L'écrivain russe Anton Tchekhov a écrit à un ami : « Dans la vie, il n'y a pas d'effets, ni de sujets bien tranchés ; tout y est mêlé, le profond et le mesquin, le tragique et le ridicule. ». Ce premier film de fiction de Julie Bertucelli a une tonalité qui s'apparente à celle du théâtre de Tchekhov.

Une grand-mère, sa fille et sa petite-fille vivent ensemble à Tbilissi, capitale de la Géorgie. Un pays aujourd'hui très délabré, comme toutes les anciennes composantes de l'URSS, mais qui a gardé quelques beautés.

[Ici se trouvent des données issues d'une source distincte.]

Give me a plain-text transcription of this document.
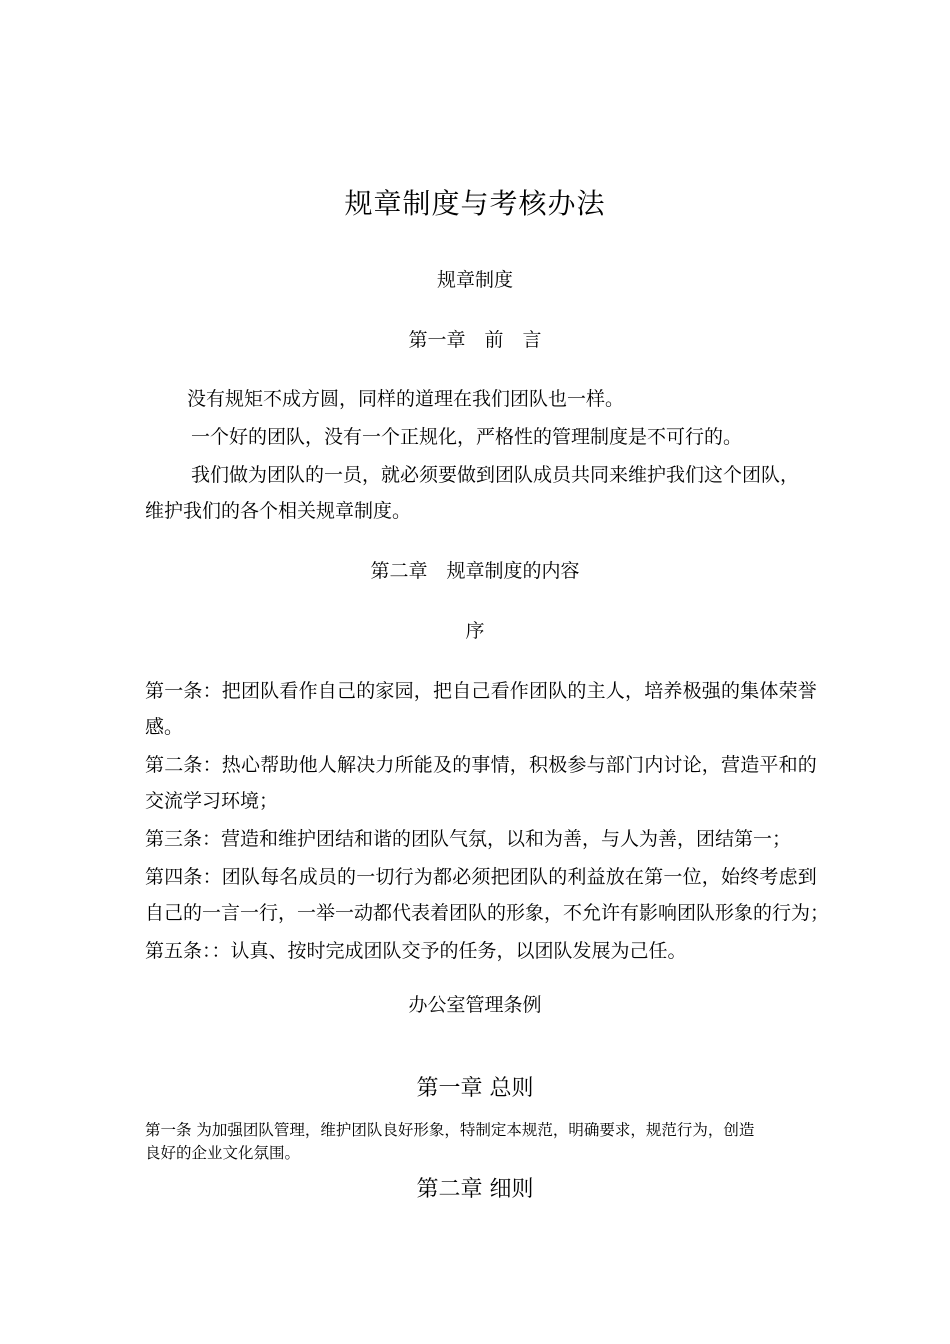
规章制度与考核办法
规章制度
第一章　前　言
没有规矩不成方圆，同样的道理在我们团队也一样。
一个好的团队，没有一个正规化，严格性的管理制度是不可行的。
我们做为团队的一员，就必须要做到团队成员共同来维护我们这个团队，
维护我们的各个相关规章制度。
第二章　规章制度的内容
序
第一条：把团队看作自己的家园，把自己看作团队的主人，培养极强的集体荣誉
感。
第二条：热心帮助他人解决力所能及的事情，积极参与部门内讨论，营造平和的
交流学习环境；
第三条：营造和维护团结和谐的团队气氛，以和为善，与人为善，团结第一；
第四条：团队每名成员的一切行为都必须把团队的利益放在第一位，始终考虑到
自己的一言一行，一举一动都代表着团队的形象，不允许有影响团队形象的行为；
第五条：：认真、按时完成团队交予的任务，以团队发展为己任。
办公室管理条例
第一章 总则
第一条 为加强团队管理，维护团队良好形象，特制定本规范，明确要求，规范行为，创造
良好的企业文化氛围。
第二章 细则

La grand-mère Eka est ce qu'on appelle communément « une forte femme ». Cela signifie en l'occurrence un caractère impérieux et un attachement sentimental sans limites pour Otar, le fils préféré qui est parti à Paris tenter sa chance comme immigré clandestin. Les bouleversements qui ont entraîné l'écroulement de l'URSS n'ont pas entamé d'un iota les convictions staliniennes de cette vieille dame ni son attachement à la culture française matérialisée dans sa demeure par la présence de nombreux livres précieux.

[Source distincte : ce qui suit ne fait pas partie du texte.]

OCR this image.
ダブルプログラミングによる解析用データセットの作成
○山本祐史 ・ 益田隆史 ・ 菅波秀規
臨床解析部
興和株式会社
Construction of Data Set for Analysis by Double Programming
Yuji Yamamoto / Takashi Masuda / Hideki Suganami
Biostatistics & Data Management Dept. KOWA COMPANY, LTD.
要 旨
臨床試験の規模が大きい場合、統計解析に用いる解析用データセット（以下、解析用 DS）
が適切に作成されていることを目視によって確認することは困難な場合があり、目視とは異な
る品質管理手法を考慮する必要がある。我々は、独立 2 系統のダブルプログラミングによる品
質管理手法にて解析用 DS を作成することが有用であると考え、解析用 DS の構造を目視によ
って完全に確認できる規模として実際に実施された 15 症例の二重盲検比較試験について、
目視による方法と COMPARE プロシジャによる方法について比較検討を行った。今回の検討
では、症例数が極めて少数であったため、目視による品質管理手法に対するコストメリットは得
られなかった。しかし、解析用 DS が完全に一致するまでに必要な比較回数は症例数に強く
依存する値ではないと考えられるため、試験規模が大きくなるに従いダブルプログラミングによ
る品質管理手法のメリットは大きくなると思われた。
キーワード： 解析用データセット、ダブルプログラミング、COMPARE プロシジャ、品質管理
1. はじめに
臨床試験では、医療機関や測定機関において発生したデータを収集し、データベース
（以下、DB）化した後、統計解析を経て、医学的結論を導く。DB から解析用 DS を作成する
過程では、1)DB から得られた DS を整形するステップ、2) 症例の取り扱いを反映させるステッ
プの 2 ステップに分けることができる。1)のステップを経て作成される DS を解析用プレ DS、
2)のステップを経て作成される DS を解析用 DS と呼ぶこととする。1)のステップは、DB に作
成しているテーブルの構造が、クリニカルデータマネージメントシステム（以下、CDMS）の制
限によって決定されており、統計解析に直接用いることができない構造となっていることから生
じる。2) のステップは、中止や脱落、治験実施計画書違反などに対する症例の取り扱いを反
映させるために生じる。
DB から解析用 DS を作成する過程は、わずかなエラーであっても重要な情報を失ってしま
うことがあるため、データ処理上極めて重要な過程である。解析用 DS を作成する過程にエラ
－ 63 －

Sa fille Marina est une quinquagénaire. Comme son compagnon Tenguiz, elle fait partie d'une génération flouée sur toute la ligne, entre les mensonges insupportables du stalinisme sénile puis défunt, et ceux tout aussi insupportables et arrogants du capitalisme mafieux. Marina se démène et se dévoue pour sa mère et sa fille dans une ville où une coupure d'eau se produit toujours lorsqu'on se savonne sous sa douche, où la nourriture n'est pas rare mais très chère, où les queues dans les bureaux sont toujours aussi longues et pénibles qu'avant. Agacement et amertume sont le lot quotidien de cette femme sensible, à vif. Car sa mère la dédaigne, elle n'en a que pour Otar, elle ne vit que pour ses lettres et ses coups de téléphone. Eka n'attend plus la victoire du stalinisme mais des nouvelles d'Otar, de sa vie forcément merveilleuse dans la capitale d'un pays impérialiste !

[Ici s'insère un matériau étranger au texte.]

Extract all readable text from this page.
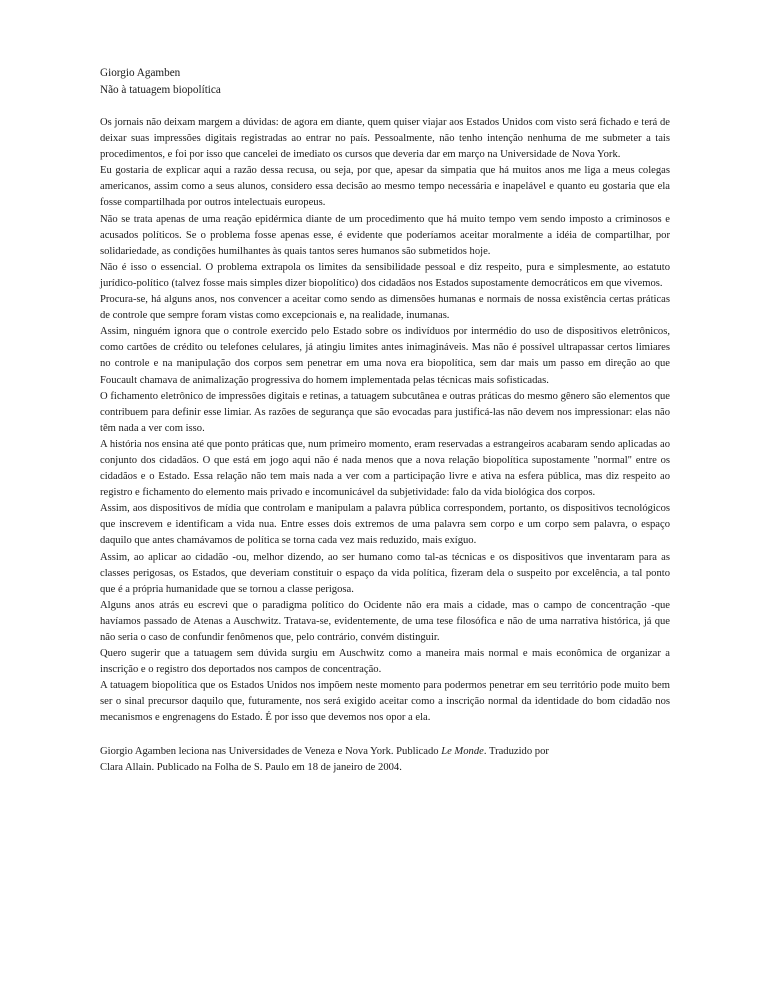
Giorgio Agamben

Não à tatuagem biopolítica

Os jornais não deixam margem a dúvidas: de agora em diante, quem quiser viajar aos Estados Unidos com visto será fichado e terá de deixar suas impressões digitais registradas ao entrar no país. Pessoalmente, não tenho intenção nenhuma de me submeter a tais procedimentos, e foi por isso que cancelei de imediato os cursos que deveria dar em março na Universidade de Nova York.

Eu gostaria de explicar aqui a razão dessa recusa, ou seja, por que, apesar da simpatia que há muitos anos me liga a meus colegas americanos, assim como a seus alunos, considero essa decisão ao mesmo tempo necessária e inapelável e quanto eu gostaria que ela fosse compartilhada por outros intelectuais europeus.

Não se trata apenas de uma reação epidérmica diante de um procedimento que há muito tempo vem sendo imposto a criminosos e acusados políticos. Se o problema fosse apenas esse, é evidente que poderíamos aceitar moralmente a idéia de compartilhar, por solidariedade, as condições humilhantes às quais tantos seres humanos são submetidos hoje.

Não é isso o essencial. O problema extrapola os limites da sensibilidade pessoal e diz respeito, pura e simplesmente, ao estatuto jurídico-político (talvez fosse mais simples dizer biopolítico) dos cidadãos nos Estados supostamente democráticos em que vivemos.

Procura-se, há alguns anos, nos convencer a aceitar como sendo as dimensões humanas e normais de nossa existência certas práticas de controle que sempre foram vistas como excepcionais e, na realidade, inumanas.

Assim, ninguém ignora que o controle exercido pelo Estado sobre os indivíduos por intermédio do uso de dispositivos eletrônicos, como cartões de crédito ou telefones celulares, já atingiu limites antes inimagináveis. Mas não é possível ultrapassar certos limiares no controle e na manipulação dos corpos sem penetrar em uma nova era biopolítica, sem dar mais um passo em direção ao que Foucault chamava de animalização progressiva do homem implementada pelas técnicas mais sofisticadas.

O fichamento eletrônico de impressões digitais e retinas, a tatuagem subcutânea e outras práticas do mesmo gênero são elementos que contribuem para definir esse limiar. As razões de segurança que são evocadas para justificá-las não devem nos impressionar: elas não têm nada a ver com isso.

A história nos ensina até que ponto práticas que, num primeiro momento, eram reservadas a estrangeiros acabaram sendo aplicadas ao conjunto dos cidadãos. O que está em jogo aqui não é nada menos que a nova relação biopolítica supostamente "normal" entre os cidadãos e o Estado. Essa relação não tem mais nada a ver com a participação livre e ativa na esfera pública, mas diz respeito ao registro e fichamento do elemento mais privado e incomunicável da subjetividade: falo da vida biológica dos corpos.

Assim, aos dispositivos de mídia que controlam e manipulam a palavra pública correspondem, portanto, os dispositivos tecnológicos que inscrevem e identificam a vida nua. Entre esses dois extremos de uma palavra sem corpo e um corpo sem palavra, o espaço daquilo que antes chamávamos de política se torna cada vez mais reduzido, mais exíguo.

Assim, ao aplicar ao cidadão -ou, melhor dizendo, ao ser humano como tal-as técnicas e os dispositivos que inventaram para as classes perigosas, os Estados, que deveriam constituir o espaço da vida política, fizeram dela o suspeito por excelência, a tal ponto que é a própria humanidade que se tornou a classe perigosa.

Alguns anos atrás eu escrevi que o paradigma político do Ocidente não era mais a cidade, mas o campo de concentração -que havíamos passado de Atenas a Auschwitz. Tratava-se, evidentemente, de uma tese filosófica e não de uma narrativa histórica, já que não seria o caso de confundir fenômenos que, pelo contrário, convém distinguir.

Quero sugerir que a tatuagem sem dúvida surgiu em Auschwitz como a maneira mais normal e mais econômica de organizar a inscrição e o registro dos deportados nos campos de concentração.

A tatuagem biopolítica que os Estados Unidos nos impõem neste momento para podermos penetrar em seu território pode muito bem ser o sinal precursor daquilo que, futuramente, nos será exigido aceitar como a inscrição normal da identidade do bom cidadão nos mecanismos e engrenagens do Estado. É por isso que devemos nos opor a ela.

Giorgio Agamben leciona nas Universidades de Veneza e Nova York. Publicado Le Monde. Traduzido por

Clara Allain. Publicado na Folha de S. Paulo em 18 de janeiro de 2004.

Ada, la fille de Marina et la nièce d'Otar subit cette relation pénible mère-fille avec lucidité. Elle ne se départit pas de son affection pour sa mère et sa grand-mère mais elle veut vivre. Elle ne tient pas à s'enfermer dans cette prison psychologique, dans ces liens paralysants qui tissent bien souvent les relations familiales entre les êtres, pas seulement à Tbilissi...

Quand Marina apprend le décès de son frère Otar, elle n'ose pas l'annoncer à la vieille dame. « Ce serait un choc dont elle ne se remettrait pas ». C'est avec des supputations de cette sorte que les mensonges s'installent, qu'on les perpétue vaille que vaille et qu'ils gâchent la vie des gens. Bien inutilement.

Douceur, ironie, retenue, sens aigu de l'observation, telles sont les qualités de ce film interprété par trois actrices remarquables.